Em Salvador, o preço da cesta passou para R$ 199,77; no Rio de Janeiro, para R$ 219,54; em Vitória, para R$ 225,25; e em Fortaleza, para R$ 185,12.
A cesta mais cara do Brasil continua sendo a de Porto Alegre, onde o valor subiu 1,17% e chegou a R$ 243,73. Em São Paulo, a correção foi de 2,30%, registrando valor de R$ 241,08. Outras capitais também apresentaram grandes elevações como Curitiba (alta de 2,11% e custo de R$ 219,28), Recife (aumento de 2,11% e valor de R$ 192,20) e Belo Horizonte (elevação de 1,80% e valor de R$ 217,66). Em Manaus, a cesta subiu 1,10%, e o valor está entre os mais altos, R$ 228,76.
Com alta de 1,13%, a cesta básica em Florianópolis apresentou valor de R$ 223,73. Goiânia teve aumento de 1,72% e custo de R$ 217,66; Brasília elevação de 0,94% e valor de R$ 215,99 e Belém alta de 1,61% e custo de R$ 211,31.
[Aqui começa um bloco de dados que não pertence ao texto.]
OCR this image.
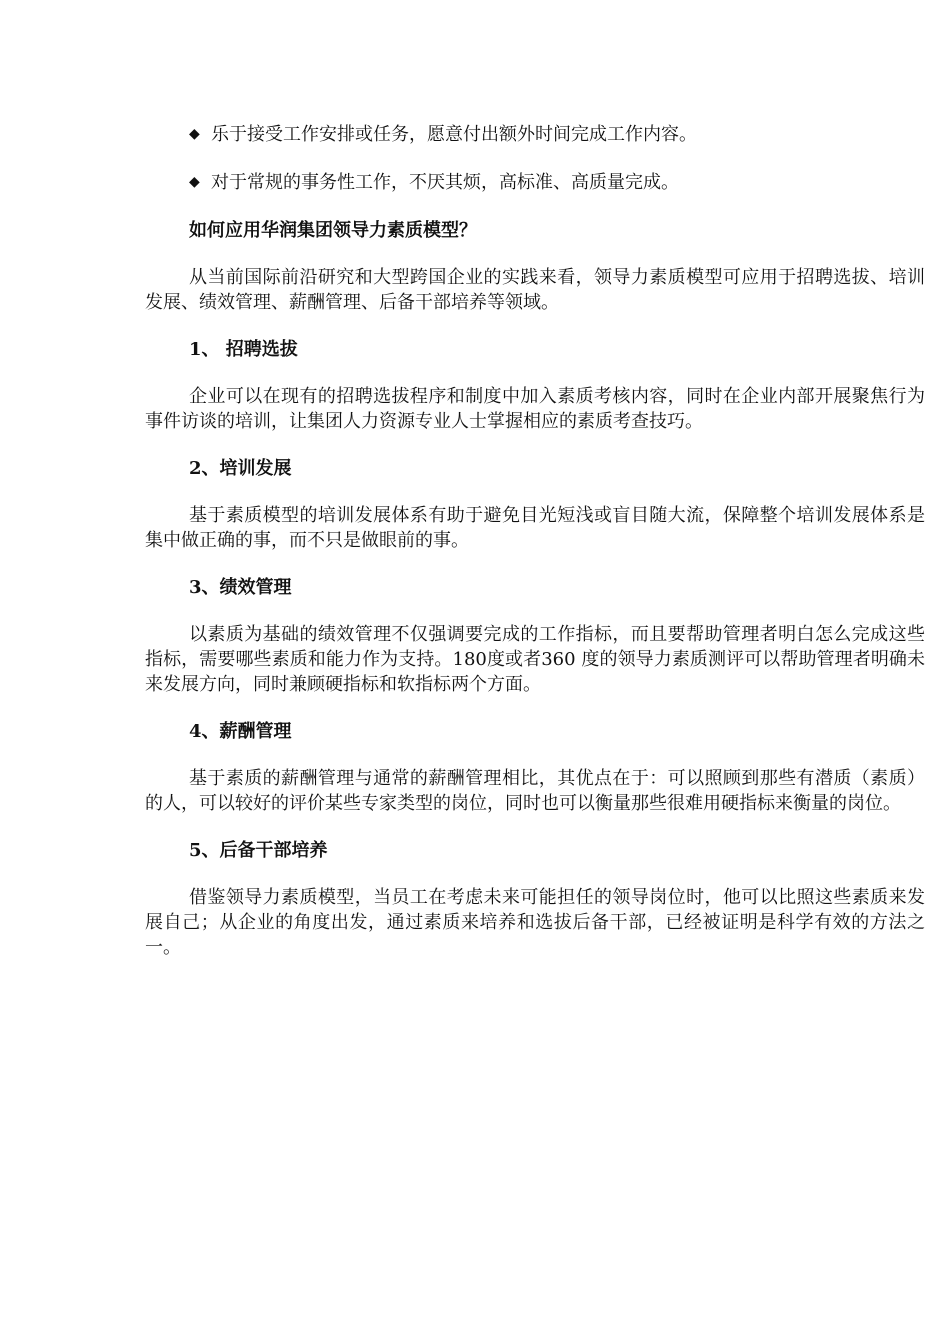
◆ 乐于接受工作安排或任务，愿意付出额外时间完成工作内容。
◆ 对于常规的事务性工作，不厌其烦，高标准、高质量完成。
如何应用华润集团领导力素质模型？
从当前国际前沿研究和大型跨国企业的实践来看，领导力素质模型可应用于招聘选拔、培训发展、绩效管理、薪酬管理、后备干部培养等领域。
1、 招聘选拔
企业可以在现有的招聘选拔程序和制度中加入素质考核内容，同时在企业内部开展聚焦行为事件访谈的培训，让集团人力资源专业人士掌握相应的素质考查技巧。
2、培训发展
基于素质模型的培训发展体系有助于避免目光短浅或盲目随大流，保障整个培训发展体系是集中做正确的事，而不只是做眼前的事。
3、绩效管理
以素质为基础的绩效管理不仅强调要完成的工作指标，而且要帮助管理者明白怎么完成这些指标，需要哪些素质和能力作为支持。180度或者360 度的领导力素质测评可以帮助管理者明确未来发展方向，同时兼顾硬指标和软指标两个方面。
4、薪酬管理
基于素质的薪酬管理与通常的薪酬管理相比，其优点在于：可以照顾到那些有潜质（素质）的人，可以较好的评价某些专家类型的岗位，同时也可以衡量那些很难用硬指标来衡量的岗位。
5、后备干部培养
借鉴领导力素质模型，当员工在考虑未来可能担任的领导岗位时，他可以比照这些素质来发展自己；从企业的角度出发，通过素质来培养和选拔后备干部，已经被证明是科学有效的方法之一。
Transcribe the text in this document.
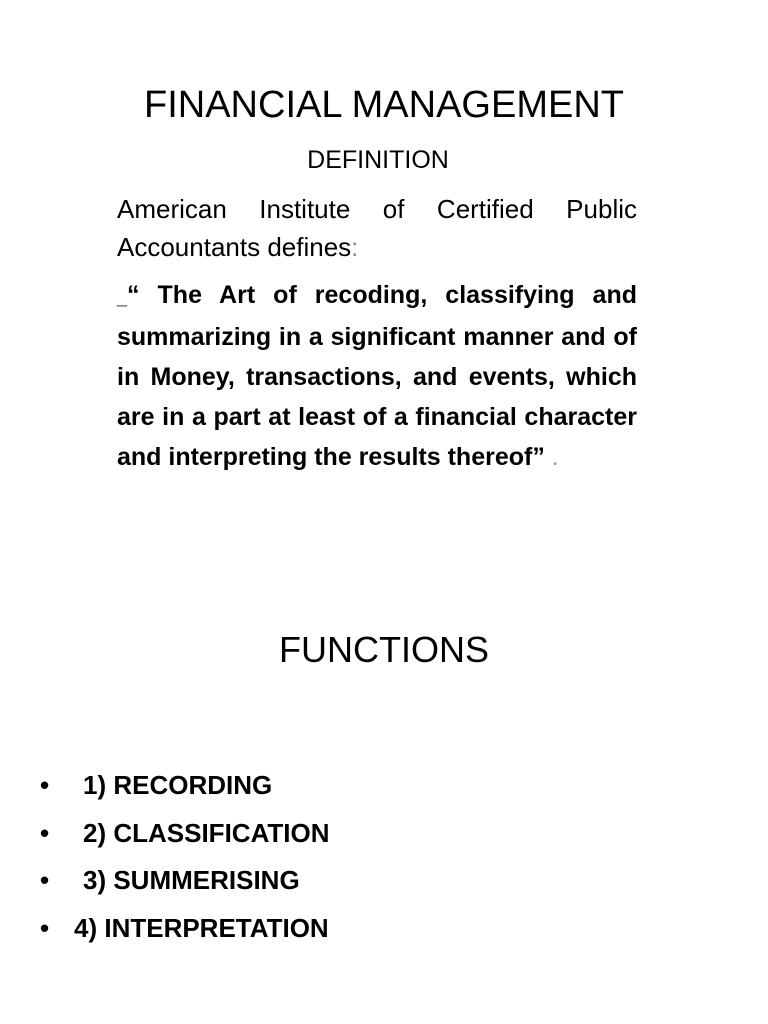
FINANCIAL MANAGEMENT
DEFINITION
American Institute of Certified Public Accountants defines:
_“ The Art of recoding, classifying and summarizing in a significant manner and of in Money, transactions, and events, which are in a part at least of a financial character and interpreting the results thereof” .
FUNCTIONS
• 1) RECORDING
• 2) CLASSIFICATION
• 3) SUMMERISING
• 4) INTERPRETATION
Entre as capitais que apresentaram queda no valor da cesta básica estão Natal (-1,28%), João Pessoa (-1,13%) e Aracaju (-0,80%). Nessas capitais, o custo da cesta chegou a R$ 193,08, R$ 181,23 e R$ 173,56, respectivamente. A capital sergipana apresentou o menor valor entre as pesquisadas. No acumulado do ano, apenas Brasília indicou queda (-2,80%).
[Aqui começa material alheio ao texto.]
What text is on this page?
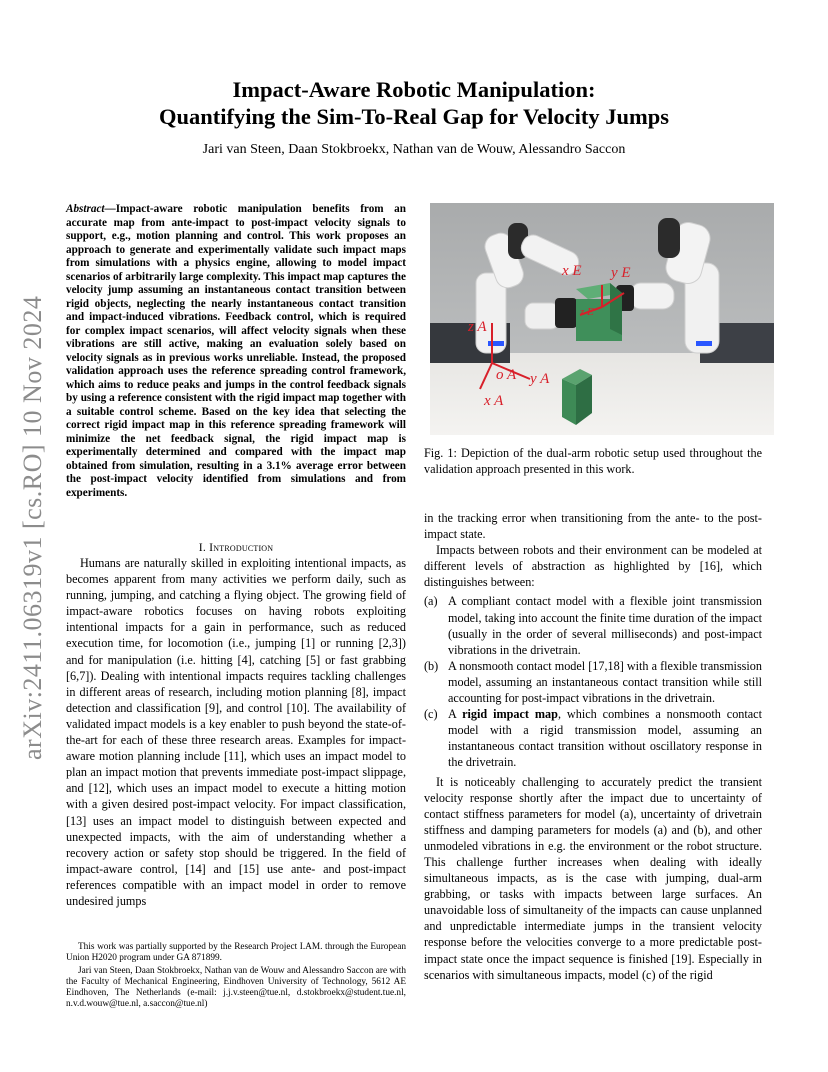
arXiv:2411.06319v1 [cs.RO] 10 Nov 2024
Impact-Aware Robotic Manipulation:
Quantifying the Sim-To-Real Gap for Velocity Jumps
Jari van Steen, Daan Stokbroekx, Nathan van de Wouw, Alessandro Saccon

Abstract—Impact-aware robotic manipulation benefits from an accurate map from ante-impact to post-impact velocity signals to support, e.g., motion planning and control. This work proposes an approach to generate and experimentally validate such impact maps from simulations with a physics engine, allowing to model impact scenarios of arbitrarily large complexity. This impact map captures the velocity jump assuming an instantaneous contact transition between rigid objects, neglecting the nearly instantaneous contact transition and impact-induced vibrations. Feedback control, which is required for complex impact scenarios, will affect velocity signals when these vibrations are still active, making an evaluation solely based on velocity signals as in previous works unreliable. Instead, the proposed validation approach uses the reference spreading control framework, which aims to reduce peaks and jumps in the control feedback signals by using a reference consistent with the rigid impact map together with a suitable control scheme. Based on the key idea that selecting the correct rigid impact map in this reference spreading framework will minimize the net feedback signal, the rigid impact map is experimentally determined and compared with the impact map obtained from simulation, resulting in a 3.1% average error between the post-impact velocity identified from simulations and from experiments.

I. Introduction

Humans are naturally skilled in exploiting intentional impacts, as becomes apparent from many activities we perform daily, such as running, jumping, and catching a flying object. The growing field of impact-aware robotics focuses on having robots exploiting intentional impacts for a gain in performance, such as reduced execution time, for locomotion (i.e., jumping [1] or running [2,3]) and for manipulation (i.e. hitting [4], catching [5] or fast grabbing [6,7]). Dealing with intentional impacts requires tackling challenges in different areas of research, including motion planning [8], impact detection and classification [9], and control [10]. The availability of validated impact models is a key enabler to push beyond the state-of-the-art for each of these three research areas. Examples for impact-aware motion planning include [11], which uses an impact model to plan an impact motion that prevents immediate post-impact slippage, and [12], which uses an impact model to execute a hitting motion with a given desired post-impact velocity. For impact classification, [13] uses an impact model to distinguish between expected and unexpected impacts, with the aim of understanding whether a recovery action or safety stop should be triggered. In the field of impact-aware control, [14] and [15] use ante- and post-impact references compatible with an impact model in order to remove undesired jumps

This work was partially supported by the Research Project I.AM. through the European Union H2020 program under GA 871899.

Jari van Steen, Daan Stokbroekx, Nathan van de Wouw and Alessandro Saccon are with the Faculty of Mechanical Engineering, Eindhoven University of Technology, 5612 AE Eindhoven, The Netherlands (e-mail: j.j.v.steen@tue.nl, d.stokbroekx@student.tue.nl, n.v.d.wouw@tue.nl, a.saccon@tue.nl)

x E y E
z E
z A
o A y A
x A
Fig. 1: Depiction of the dual-arm robotic setup used throughout the validation approach presented in this work.

in the tracking error when transitioning from the ante- to the post-impact state.

Impacts between robots and their environment can be modeled at different levels of abstraction as highlighted by [16], which distinguishes between:

(a) A compliant contact model with a flexible joint transmission model, taking into account the finite time duration of the impact (usually in the order of several milliseconds) and post-impact vibrations in the drivetrain.
(b) A nonsmooth contact model [17,18] with a flexible transmission model, assuming an instantaneous contact transition while still accounting for post-impact vibrations in the drivetrain.
(c) A rigid impact map, which combines a nonsmooth contact model with a rigid transmission model, assuming an instantaneous contact transition without oscillatory response in the drivetrain.

It is noticeably challenging to accurately predict the transient velocity response shortly after the impact due to uncertainty of contact stiffness parameters for model (a), uncertainty of drivetrain stiffness and damping parameters for models (a) and (b), and other unmodeled vibrations in e.g. the environment or the robot structure. This challenge further increases when dealing with ideally simultaneous impacts, as is the case with jumping, dual-arm grabbing, or tasks with impacts between large surfaces. An unavoidable loss of simultaneity of the impacts can cause unplanned and unpredictable intermediate jumps in the transient velocity response before the velocities converge to a more predictable post-impact state once the impact sequence is finished [19]. Especially in scenarios with simultaneous impacts, model (c) of the rigid
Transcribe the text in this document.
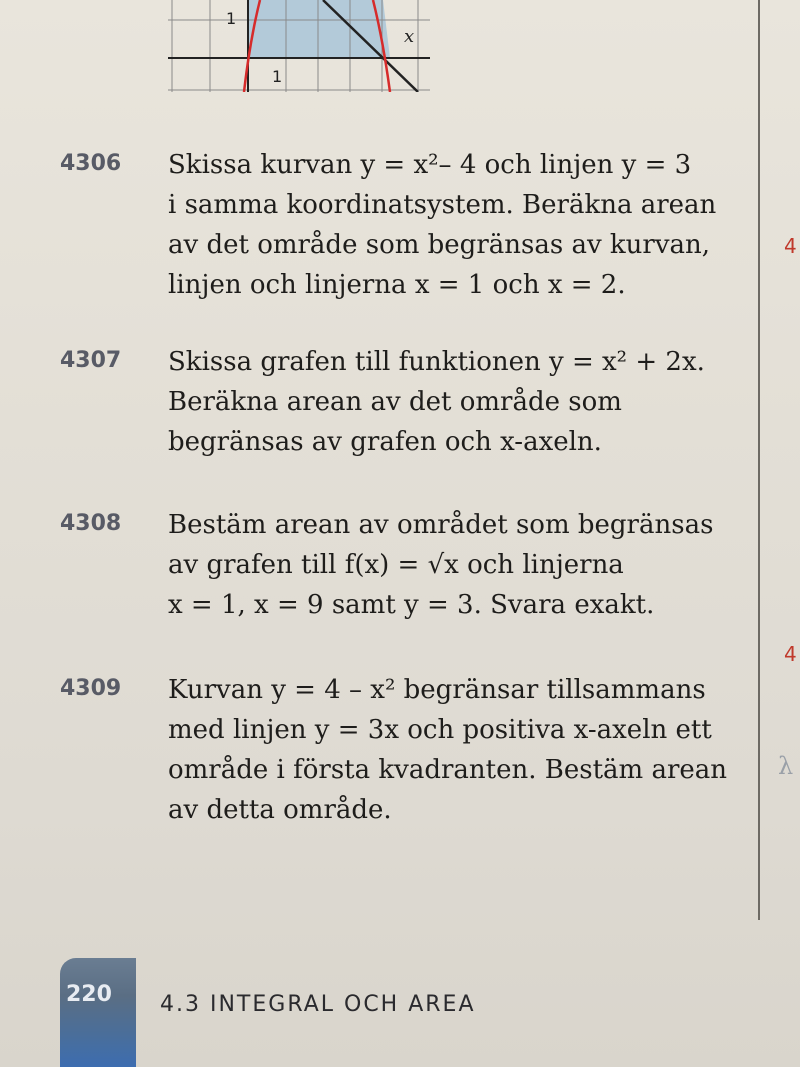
1
1
x
4
4
λ
4306	Skissa kurvan y = x²– 4 och linjen y = 3
i samma koordinatsystem. Beräkna arean
av det område som begränsas av kurvan,
linjen och linjerna x = 1 och x = 2.

4307	Skissa grafen till funktionen y = x² + 2x.
Beräkna arean av det område som
begränsas av grafen och x-axeln.

4308	Bestäm arean av området som begränsas
av grafen till f(x) = √x och linjerna
x = 1, x = 9 samt y = 3. Svara exakt.

4309	Kurvan y = 4 – x² begränsar tillsammans
med linjen y = 3x och positiva x-axeln ett
område i första kvadranten. Bestäm arean
av detta område.

220 4.3 INTEGRAL OCH AREA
Segundo a pesquisa do Dieese, o trabalhador com renda de um salário mínimo teve de usar 45% do valor para arcar com o custo da cesta, ante 44,29%, registrado em agosto. Para adquirir os itens, o trabalhador teve de ampliar em quase duas horas a jornada de trabalho, em comparação com o mês anterior, passando de 89 horas e 38 minutos para 91 horas e quatro minutos.
Entre os produtos que ficaram mais caros estão o óleo de soja, que teve preço corrigido em 16 das 17 capitais. De acordo com análise técnica do Dieese, o preço do item subiu em decorrência da alta demanda no mercado internacional e a baixa oferta interna de matéria-prima.
A carne e o pão francês também ficaram mais caros em 15 capitais. O preço da carne foi influenciado pela longa estiagem, que afetou os pastos e provocou queda na oferta de animais para abate. Já a alta do pão foi motivada pela redução na oferta interna de trigo, com necessidade de importação.